Read our full guide to capturing the aurora here
Chasing aurora in the Arctic Circle in places like Iceland, northern Scandinavia, northern Canada and Alaska is as much about cloud-dodging as anything else. As well as some good weather apps you're going to need to keep warm. You may feel fine when you get out of your car, but two hours later – when you've not moved apart from the occasional re-positioning of your tripod – things can be very different. So dress incredibly warmly, and take some food with you, which can get your internal engine going when things get really nippy at 2 a.m.
6 Zodiacal light
How about capturing the ethereal glow of the biggest object in the Solar System? No, not the Sun, but zodiacal light, a cone of faint white light that can be seen shimmering in the post-sunset (and pre-dawn) night sky. It’s actually sunlight reflecting off ancient interplanetary dust and ice particles orbiting the Sun in the same plane as all of the planets. You can capture it in the same way as any night sky image:
- Use a wide-angle lens with a wide aperture
- Put your camera on a tripod
- Us as low as F-stop as possible (f2.8-f4.5)

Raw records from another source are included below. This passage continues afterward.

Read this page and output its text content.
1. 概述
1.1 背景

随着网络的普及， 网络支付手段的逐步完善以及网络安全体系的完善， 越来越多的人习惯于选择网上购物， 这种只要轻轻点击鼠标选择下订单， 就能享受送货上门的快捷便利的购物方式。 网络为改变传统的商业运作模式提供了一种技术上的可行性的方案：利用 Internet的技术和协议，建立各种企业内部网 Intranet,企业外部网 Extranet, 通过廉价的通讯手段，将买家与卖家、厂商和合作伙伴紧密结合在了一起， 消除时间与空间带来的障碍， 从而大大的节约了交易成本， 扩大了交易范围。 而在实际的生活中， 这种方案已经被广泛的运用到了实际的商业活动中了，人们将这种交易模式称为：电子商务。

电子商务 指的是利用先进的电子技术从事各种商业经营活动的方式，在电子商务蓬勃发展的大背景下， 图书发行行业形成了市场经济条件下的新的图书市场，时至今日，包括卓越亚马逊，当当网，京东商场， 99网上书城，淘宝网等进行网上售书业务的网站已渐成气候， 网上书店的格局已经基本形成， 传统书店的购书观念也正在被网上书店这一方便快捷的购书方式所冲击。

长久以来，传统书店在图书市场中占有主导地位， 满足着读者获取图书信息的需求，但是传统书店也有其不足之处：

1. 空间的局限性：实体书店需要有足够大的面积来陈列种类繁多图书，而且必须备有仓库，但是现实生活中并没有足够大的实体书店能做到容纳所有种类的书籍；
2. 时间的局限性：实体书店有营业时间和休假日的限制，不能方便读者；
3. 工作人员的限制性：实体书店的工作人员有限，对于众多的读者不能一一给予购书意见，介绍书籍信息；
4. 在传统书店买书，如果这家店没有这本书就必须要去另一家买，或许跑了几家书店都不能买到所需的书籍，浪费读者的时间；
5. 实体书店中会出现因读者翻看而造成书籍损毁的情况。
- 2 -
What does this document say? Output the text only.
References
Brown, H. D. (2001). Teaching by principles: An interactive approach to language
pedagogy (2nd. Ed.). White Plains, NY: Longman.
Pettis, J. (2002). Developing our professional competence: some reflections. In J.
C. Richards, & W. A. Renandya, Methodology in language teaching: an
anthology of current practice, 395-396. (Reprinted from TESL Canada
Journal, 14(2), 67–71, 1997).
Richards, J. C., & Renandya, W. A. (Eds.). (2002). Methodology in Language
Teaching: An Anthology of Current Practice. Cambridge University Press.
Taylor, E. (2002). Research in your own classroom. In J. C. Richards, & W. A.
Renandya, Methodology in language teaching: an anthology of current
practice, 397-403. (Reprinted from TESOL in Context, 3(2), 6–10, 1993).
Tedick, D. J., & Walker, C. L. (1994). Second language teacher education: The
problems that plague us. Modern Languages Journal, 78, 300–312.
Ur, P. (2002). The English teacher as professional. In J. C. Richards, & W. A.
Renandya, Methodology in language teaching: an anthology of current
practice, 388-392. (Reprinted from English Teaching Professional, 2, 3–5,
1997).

- Manually focus on infinity
- ISO 800 (or more if your camera has a full-frame sensor)
- Exposure: 15-25 seconds
If you can’t see the cone of light when reviewing images on your LCD, ramp-up the ISO for a test shot and if it’s there it will become visible. Just remember to reduce your ISO again to avoid a noisy shot (unless your camera has a full-frame sensor). Shoot in raw and you’ll be able to reveal a lot of brightness in post-processing, which is critical for revealing the zodiacal light.
A precious and fleeting sight, photographing the zodiacal light is all about timing and location. To capture it in spring (late February to late March is best) in the northern hemisphere – when it’s known as the ‘false dusk’ – you need to be in a very dark location (such as Starlight Reserve or a Dark Sky Park) free from light pollution, in the week before New Moon, in the hour or two after sunset. Look west. In autumn, the ‘false dawn’ in autumn will be visible, again in moonless skies, in the east in the hour or two before sunrise.